Qu’est-ce qu’un mouvement social?

En premier lieu, l’auteur propose de définir un peu plus ce qu’on appelle un mouvement social. Il ne s’agit pas seulement d’une action commune: des automobilistes parisiens et des chauffeurs de poids lourds en opération escargot bloquent tous deux des routes; mais l’action est concertée dans un cas et pas dans l’autre. Un autre critère nécessaire se tient dans la recherche d’une action commune, en laissant de grandes libertés quant aux formes de cette action. Cette action est concertée envers un adversaire plus ou moins défini: proposition de loi, administration, condition de traitement de personnes, etc. L’auteur rappelle enfin qu’une tentative de définition d’un mouvement social se mêle nécessairement à l’identité de ses participants (appartenance ethnique, capital symbolique ou financier, situation économique, etc.). De même, l’opposition entre organisations (états, administrations) et mouvements (collectifs de lutte) est artificielle: il existe des mouvements qui se professionnalisent, et les domaines dits professionnels empruntent au militantisme certaines techniques et lexiques. Les deux milieux sont poreux, ce qui peut se constater par l’accès à des canaux de discussions facilités; par exemple via des groupes de pression, ou comme désignation d’une association comme interlocuteur sur la question qu’elle défend. Ainsi sur la thématique de la reconnaissance faciale, les analyses juridiques et philosophiques de la Quadrature comptent comme partie prenante dans l’embryon de débat public sur la question.

Le livre pointe un glissement historique intéressant: les revendications dans la France des années 1650-1850 obéissent à un mode d’action qualifié de communal patroné: on fait appel à des institutions ou figures préexistantes pour arbitrer un conflit (le prêtre par exemple), les actions entreprises miment celles des autorités (saisies des grains). À partir de la fin du XIXe siècle, les mouvements sociaux gagnent en autonomie dans leur définition et leur action: grèves, occupations d’usines, structures dédiées à la continuation du mouvement, etc.

Obstacles d’analyses

L’auteur présente ensuite les obstacles qui font face à l’analyse de ses mouvements. Ce chapitre assez technique m’est apparu un peu complexe, n’étant pas sociologue de formation.

De ce que j’en ai compris, il est question d’abord de relier l’univers du mouvement social à d’autres: médias, politiques, famille.
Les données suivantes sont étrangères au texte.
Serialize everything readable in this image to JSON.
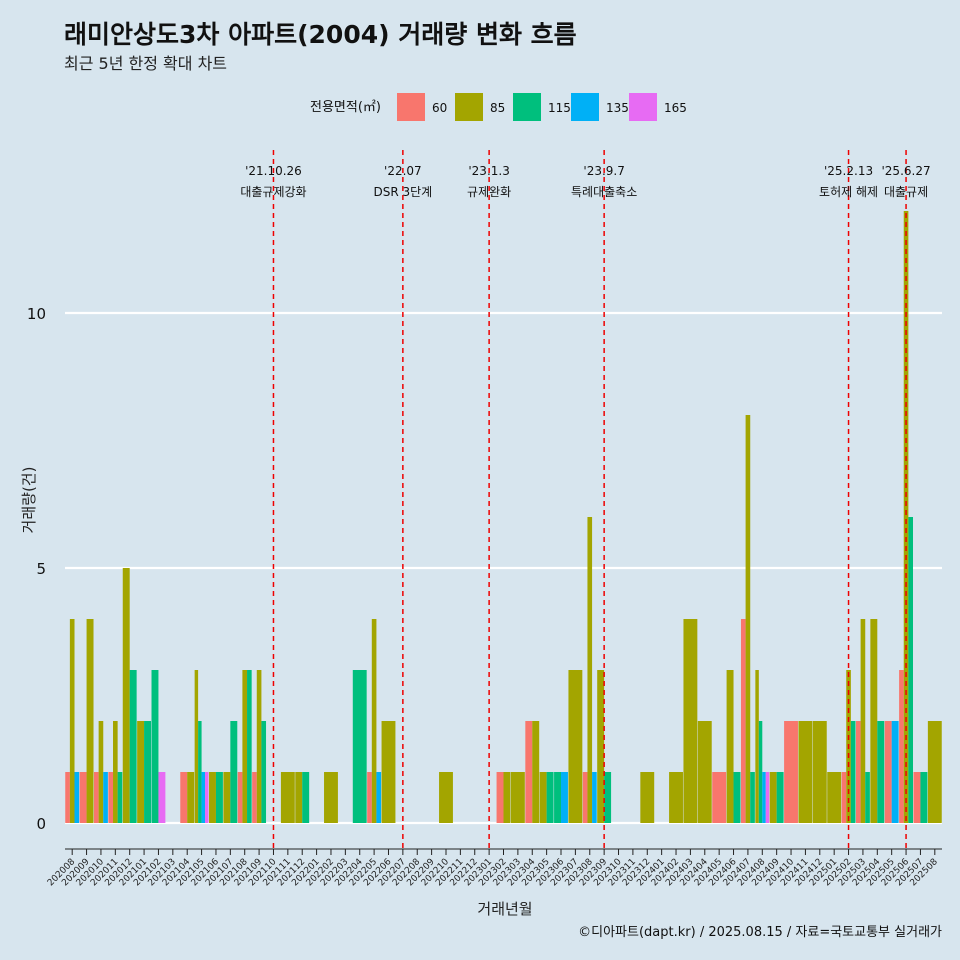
{
  "chart_data": {
    "type": "bar",
    "title": "래미안상도3차 아파트(2004) 거래량 변화 흐름",
    "subtitle": "최근 5년 한정 확대 차트",
    "xlabel": "거래년월",
    "ylabel": "거래량(건)",
    "ylim": [
      -0.5,
      12.5
    ],
    "yticks": [
      0,
      5,
      10
    ],
    "legend": {
      "title": "전용면적(㎡)",
      "position": "top"
    },
    "caption": "©디아파트(dapt.kr) / 2025.08.15 / 자료=국토교통부 실거래가",
    "months": [
      "202008",
      "202009",
      "202010",
      "202011",
      "202012",
      "202101",
      "202102",
      "202103",
      "202104",
      "202105",
      "202106",
      "202107",
      "202108",
      "202109",
      "202110",
      "202111",
      "202112",
      "202201",
      "202202",
      "202203",
      "202204",
      "202205",
      "202206",
      "202207",
      "202208",
      "202209",
      "202210",
      "202211",
      "202212",
      "202301",
      "202302",
      "202303",
      "202304",
      "202305",
      "202306",
      "202307",
      "202308",
      "202309",
      "202310",
      "202311",
      "202312",
      "202401",
      "202402",
      "202403",
      "202404",
      "202405",
      "202406",
      "202407",
      "202408",
      "202409",
      "202410",
      "202411",
      "202412",
      "202501",
      "202502",
      "202503",
      "202504",
      "202505",
      "202506",
      "202507",
      "202508"
    ],
    "series": [
      {
        "name": "60",
        "color": "#f8766d",
        "values": [
          1,
          1,
          1,
          1,
          0,
          0,
          0,
          0,
          1,
          0,
          0,
          0,
          1,
          1,
          0,
          0,
          0,
          0,
          0,
          0,
          0,
          1,
          0,
          0,
          0,
          0,
          0,
          0,
          0,
          0,
          1,
          0,
          2,
          0,
          0,
          0,
          1,
          0,
          0,
          0,
          0,
          0,
          0,
          0,
          0,
          1,
          0,
          4,
          0,
          0,
          2,
          0,
          0,
          0,
          1,
          2,
          0,
          2,
          3,
          1,
          0
        ]
      },
      {
        "name": "85",
        "color": "#a3a500",
        "values": [
          4,
          4,
          2,
          2,
          5,
          2,
          0,
          0,
          1,
          3,
          1,
          1,
          3,
          3,
          0,
          1,
          1,
          0,
          1,
          0,
          0,
          4,
          2,
          0,
          0,
          0,
          1,
          0,
          0,
          0,
          1,
          1,
          2,
          1,
          0,
          3,
          6,
          3,
          0,
          0,
          1,
          0,
          1,
          4,
          2,
          0,
          3,
          8,
          3,
          1,
          0,
          2,
          2,
          1,
          3,
          4,
          4,
          0,
          12,
          0,
          2
        ]
      },
      {
        "name": "115",
        "color": "#00bf7d",
        "values": [
          0,
          0,
          0,
          1,
          3,
          2,
          3,
          0,
          0,
          2,
          1,
          2,
          3,
          2,
          0,
          0,
          1,
          0,
          0,
          0,
          3,
          0,
          0,
          0,
          0,
          0,
          0,
          0,
          0,
          0,
          0,
          0,
          0,
          1,
          1,
          0,
          0,
          1,
          0,
          0,
          0,
          0,
          0,
          0,
          0,
          0,
          1,
          1,
          2,
          1,
          0,
          0,
          0,
          0,
          2,
          1,
          2,
          0,
          6,
          1,
          0
        ]
      },
      {
        "name": "135",
        "color": "#00b0f6",
        "values": [
          1,
          0,
          1,
          0,
          0,
          0,
          0,
          0,
          0,
          1,
          0,
          0,
          0,
          0,
          0,
          0,
          0,
          0,
          0,
          0,
          0,
          1,
          0,
          0,
          0,
          0,
          0,
          0,
          0,
          0,
          0,
          0,
          0,
          0,
          1,
          0,
          1,
          0,
          0,
          0,
          0,
          0,
          0,
          0,
          0,
          0,
          0,
          0,
          1,
          0,
          0,
          0,
          0,
          0,
          0,
          0,
          0,
          2,
          0,
          0,
          0
        ]
      },
      {
        "name": "165",
        "color": "#e76bf3",
        "values": [
          0,
          0,
          0,
          0,
          0,
          0,
          1,
          0,
          0,
          1,
          0,
          0,
          0,
          0,
          0,
          0,
          0,
          0,
          0,
          0,
          0,
          0,
          0,
          0,
          0,
          0,
          0,
          0,
          0,
          0,
          0,
          0,
          0,
          0,
          0,
          0,
          0,
          0,
          0,
          0,
          0,
          0,
          0,
          0,
          0,
          0,
          0,
          0,
          1,
          0,
          0,
          0,
          0,
          0,
          0,
          0,
          0,
          0,
          0,
          0,
          0
        ]
      }
    ],
    "annotations": [
      {
        "month": "202110",
        "date": "'21.10.26",
        "label": "대출규제강화"
      },
      {
        "month": "202207",
        "date": "'22.07",
        "label": "DSR 3단계"
      },
      {
        "month": "202301",
        "date": "'23.1.3",
        "label": "규제완화"
      },
      {
        "month": "202309",
        "date": "'23.9.7",
        "label": "특례대출축소"
      },
      {
        "month": "202502",
        "date": "'25.2.13",
        "label": "토허제 해제"
      },
      {
        "month": "202506",
        "date": "'25.6.27",
        "label": "대출규제"
      }
    ],
    "reference_line_color": "#ee0000",
    "background_color": "#d7e5ee"
  }
}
Sans cela, trouver des pistes d’explication des phénomènes sociaux pourrait s’avérer très ardu. Il semble que l’hyperspécialisation de la sociologie en multiples disciplines n’aide pas à cette entreprise. Le livre propose pour pallier cet obstacle un outil simple. On peut considérer que des agents sociaux déçus d’une cause disposent de trois choix:

S’ensuit une série de modulations autours de ces trois grandes capacités à protester. Dans le cas des “faibles” (l’exemple pris est celui de paysans paupérisés par l’arrivée des machines agricoles en Afrique), pour qui la défection n’est pas possible et la prise de parole trop risquée, adoptent une attitude de “loyauté feinte”, cultivant un esprit d’adhésion doublé de certains traits de roublardise.
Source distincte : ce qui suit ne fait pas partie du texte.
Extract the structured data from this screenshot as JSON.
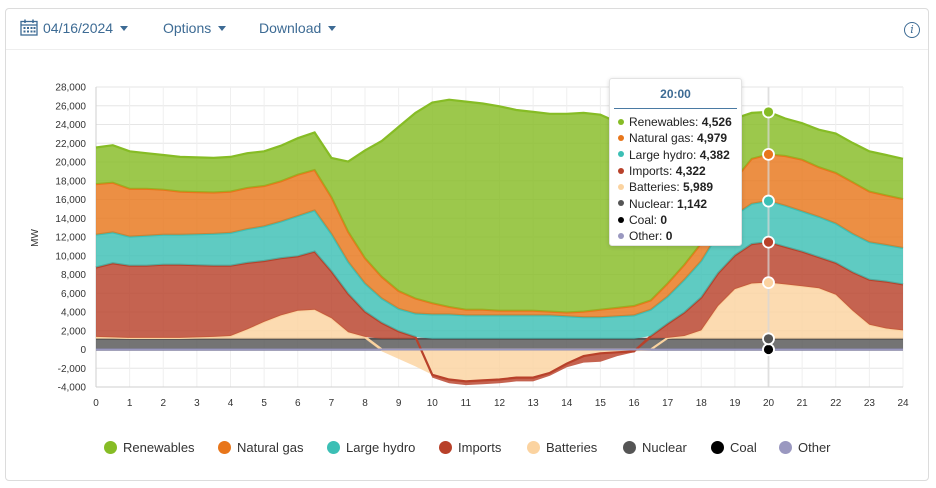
{
  "toolbar": {
    "date": "04/16/2024",
    "options_label": "Options",
    "download_label": "Download",
    "info_glyph": "i",
    "calendar_icon": "calendar-icon"
  },
  "chart_data": {
    "type": "area",
    "stacked": true,
    "title": "",
    "xlabel": "",
    "ylabel": "MW",
    "xlim": [
      0,
      24
    ],
    "ylim": [
      -4000,
      28000
    ],
    "x_ticks": [
      "0",
      "1",
      "2",
      "3",
      "4",
      "5",
      "6",
      "7",
      "8",
      "9",
      "10",
      "11",
      "12",
      "13",
      "14",
      "15",
      "16",
      "17",
      "18",
      "19",
      "20",
      "21",
      "22",
      "23",
      "24"
    ],
    "y_ticks": [
      "-4,000",
      "-2,000",
      "0",
      "2,000",
      "4,000",
      "6,000",
      "8,000",
      "10,000",
      "12,000",
      "14,000",
      "16,000",
      "18,000",
      "20,000",
      "22,000",
      "24,000",
      "26,000",
      "28,000"
    ],
    "x": [
      0,
      0.5,
      1,
      1.5,
      2,
      2.5,
      3,
      3.5,
      4,
      4.5,
      5,
      5.5,
      6,
      6.5,
      7,
      7.5,
      8,
      8.5,
      9,
      9.5,
      10,
      10.5,
      11,
      11.5,
      12,
      12.5,
      13,
      13.5,
      14,
      14.5,
      15,
      15.5,
      16,
      16.5,
      17,
      17.5,
      18,
      18.5,
      19,
      19.5,
      20,
      20.5,
      21,
      21.5,
      22,
      22.5,
      23,
      23.5,
      24
    ],
    "series": [
      {
        "name": "Other",
        "color": "#9a98c0",
        "values": [
          0,
          0,
          0,
          0,
          0,
          0,
          0,
          0,
          0,
          0,
          0,
          0,
          0,
          0,
          0,
          0,
          0,
          0,
          0,
          0,
          0,
          0,
          0,
          0,
          0,
          0,
          0,
          0,
          0,
          0,
          0,
          0,
          0,
          0,
          0,
          0,
          0,
          0,
          0,
          0,
          0,
          0,
          0,
          0,
          0,
          0,
          0,
          0,
          0
        ]
      },
      {
        "name": "Coal",
        "color": "#000000",
        "values": [
          0,
          0,
          0,
          0,
          0,
          0,
          0,
          0,
          0,
          0,
          0,
          0,
          0,
          0,
          0,
          0,
          0,
          0,
          0,
          0,
          0,
          0,
          0,
          0,
          0,
          0,
          0,
          0,
          0,
          0,
          0,
          0,
          0,
          0,
          0,
          0,
          0,
          0,
          0,
          0,
          0,
          0,
          0,
          0,
          0,
          0,
          0,
          0,
          0
        ]
      },
      {
        "name": "Nuclear",
        "color": "#555555",
        "values": [
          1142,
          1142,
          1142,
          1142,
          1142,
          1142,
          1142,
          1142,
          1142,
          1142,
          1142,
          1142,
          1142,
          1142,
          1142,
          1142,
          1142,
          1142,
          1142,
          1142,
          1142,
          1142,
          1142,
          1142,
          1142,
          1142,
          1142,
          1142,
          1142,
          1142,
          1142,
          1142,
          1142,
          1142,
          1142,
          1142,
          1142,
          1142,
          1142,
          1142,
          1142,
          1142,
          1142,
          1142,
          1142,
          1142,
          1142,
          1142,
          1142
        ]
      },
      {
        "name": "Batteries",
        "color": "#fbd3a0",
        "values": [
          200,
          150,
          100,
          100,
          100,
          100,
          150,
          200,
          300,
          1000,
          1800,
          2500,
          3000,
          3100,
          2200,
          700,
          200,
          -200,
          -1000,
          -1800,
          -2700,
          -3200,
          -3400,
          -3300,
          -3200,
          -3000,
          -3000,
          -2500,
          -1500,
          -700,
          -400,
          -300,
          -200,
          -100,
          100,
          300,
          900,
          3500,
          5300,
          5900,
          5989,
          5800,
          5600,
          5400,
          4700,
          3000,
          1500,
          1100,
          900
        ]
      },
      {
        "name": "Imports",
        "color": "#b8412a",
        "values": [
          7400,
          7900,
          7700,
          7700,
          7800,
          7800,
          7700,
          7600,
          7500,
          7100,
          6500,
          6100,
          5800,
          6200,
          5000,
          4100,
          2700,
          1700,
          800,
          200,
          -300,
          -400,
          -400,
          -400,
          -400,
          -400,
          -400,
          -300,
          -400,
          -700,
          -900,
          -400,
          -100,
          300,
          1500,
          2500,
          3500,
          3500,
          3600,
          4200,
          4322,
          4000,
          3700,
          3300,
          3400,
          4100,
          4800,
          5000,
          4900
        ]
      },
      {
        "name": "Large hydro",
        "color": "#3cbfb5",
        "values": [
          3500,
          3300,
          3100,
          3200,
          3200,
          3200,
          3300,
          3400,
          3500,
          3600,
          3700,
          3900,
          4300,
          4400,
          4000,
          3400,
          3000,
          2600,
          2400,
          2500,
          2600,
          2600,
          2500,
          2500,
          2500,
          2500,
          2500,
          2500,
          2400,
          2300,
          2300,
          2400,
          2500,
          2800,
          2900,
          3500,
          3900,
          4200,
          4300,
          4300,
          4382,
          4400,
          4300,
          4300,
          4200,
          4100,
          4000,
          3900,
          3900
        ]
      },
      {
        "name": "Natural gas",
        "color": "#e8761b",
        "values": [
          5400,
          5300,
          5100,
          5000,
          4800,
          4600,
          4500,
          4400,
          4400,
          4400,
          4300,
          4300,
          4400,
          4300,
          3900,
          3200,
          2700,
          2300,
          1900,
          1600,
          1200,
          800,
          600,
          600,
          500,
          500,
          500,
          400,
          400,
          600,
          800,
          900,
          1000,
          1000,
          1400,
          1600,
          1900,
          3000,
          3800,
          4800,
          4979,
          5300,
          5500,
          5300,
          5400,
          5500,
          5400,
          5300,
          5200
        ]
      },
      {
        "name": "Renewables",
        "color": "#86bc25",
        "values": [
          3900,
          4000,
          4000,
          3800,
          3700,
          3700,
          3700,
          3700,
          3700,
          3700,
          3700,
          3800,
          3900,
          4000,
          4200,
          7500,
          11500,
          14500,
          17500,
          19800,
          21400,
          22100,
          22200,
          22000,
          21800,
          21400,
          21200,
          21100,
          21200,
          21200,
          20800,
          19800,
          18500,
          17100,
          15300,
          13100,
          11200,
          8400,
          6500,
          4900,
          4526,
          4000,
          3900,
          4000,
          4200,
          4200,
          4300,
          4300,
          4300
        ]
      }
    ],
    "legend": {
      "position": "bottom",
      "items": [
        "Renewables",
        "Natural gas",
        "Large hydro",
        "Imports",
        "Batteries",
        "Nuclear",
        "Coal",
        "Other"
      ]
    },
    "legend_colors": [
      "#86bc25",
      "#e8761b",
      "#3cbfb5",
      "#b8412a",
      "#fbd3a0",
      "#555555",
      "#000000",
      "#9a98c0"
    ],
    "grid": true,
    "tooltip": {
      "title": "20:00",
      "x": 20,
      "rows": [
        {
          "label": "Renewables: ",
          "value": "4,526",
          "color": "#86bc25"
        },
        {
          "label": "Natural gas: ",
          "value": "4,979",
          "color": "#e8761b"
        },
        {
          "label": "Large hydro: ",
          "value": "4,382",
          "color": "#3cbfb5"
        },
        {
          "label": "Imports: ",
          "value": "4,322",
          "color": "#b8412a"
        },
        {
          "label": "Batteries: ",
          "value": "5,989",
          "color": "#fbd3a0"
        },
        {
          "label": "Nuclear: ",
          "value": "1,142",
          "color": "#555555"
        },
        {
          "label": "Coal: ",
          "value": "0",
          "color": "#000000"
        },
        {
          "label": "Other: ",
          "value": "0",
          "color": "#9a98c0"
        }
      ]
    }
  }
}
Une autre difficulté consiste donc à faire la part des choses entre prise de position militante et formulation d’un discours scientifique. Le problème du rapport du sociologue à l’objet de son étude (que j’ai aussi déjà lu mentionné à plusieurs reprises dans La Misère du Monde, ouvrage dirigé par Bourdieu) en fait partie. Le sociologue, de part la nature de ses travaux, est amené à traiter des objets “chauds” (pour reprendre l’expression du livre). Dès lors, comment éviter de confondre grilles de lectures visant à expliquer des phénomènes sociaux et motivations et vécu, propres à chaque personnes? L’auteur critique la “psychologie de la foule” de Le Bon, et les “nouveaux mouvements sociaux”.

  1. La première est une typologie proposée à la fin du XIXe siècle pour aider les dirigeants à comprendre et contrôler les foules, vaguement définies comme groupes de personnes ayant un potentiel destructeur et anarchique. Des analyses futures montrent que les groupes de manifestants, loin de se constituer de groupes de personnes imitant des comportements, sont issues de convergences d’intérêts pré-existants.
  2. Les seconds sont un ensemble d’analyses produites par des sociologues durant les protestations de la fin des années 1960. La volonté de théoriser ce qui se passait sur l’instant a provoqué certains oublis: qualifier de “nouveau” des méthodes de luttes déjà en vigueur dans les années 1930, l’importance des réseaux de solidarité préexistants pour un mouvement social, etc.

Grilles de lectures

Vient ensuite une présentation de diverses grilles de lectures. Leur multiplicité n’est pas à comprendre comme un manque de socle théorique commun (même si l’auteur suggère qu’il s’agit d’un problème qui peut toujours rôder), mais une volonté de capturer les multiples facettes du mouvement social: les motivations de ses participants, leur rapport aux institutions et aux adversaires, les mécanismes qui favorisent ou gênent leur émergence, leur structuration et leur succès.

Frustrations

Cette grille de lecture, très large, se caractérise par l’étude du potentiel des frustrations sur l’action sociale. En gros, un mouvement naît du moment qu’il existe un décalage entre un niveau de “valeurs” matérielles et immatérielles (argent, prestige) promis, et le niveau tel qu’il est perçu. L’intérêt ici, c’est que ces “valeurs” dépendent de facteurs extérieurs au mouvement social: détenir une voiture en 1930 n’a pas la même signification qu’en 2015; la manif pour tous ne s’est constituée dès lors que le mariage pour tous a été proposé dans la loi et a donc constitué une menace perçue pour les participants à la manif pour tous.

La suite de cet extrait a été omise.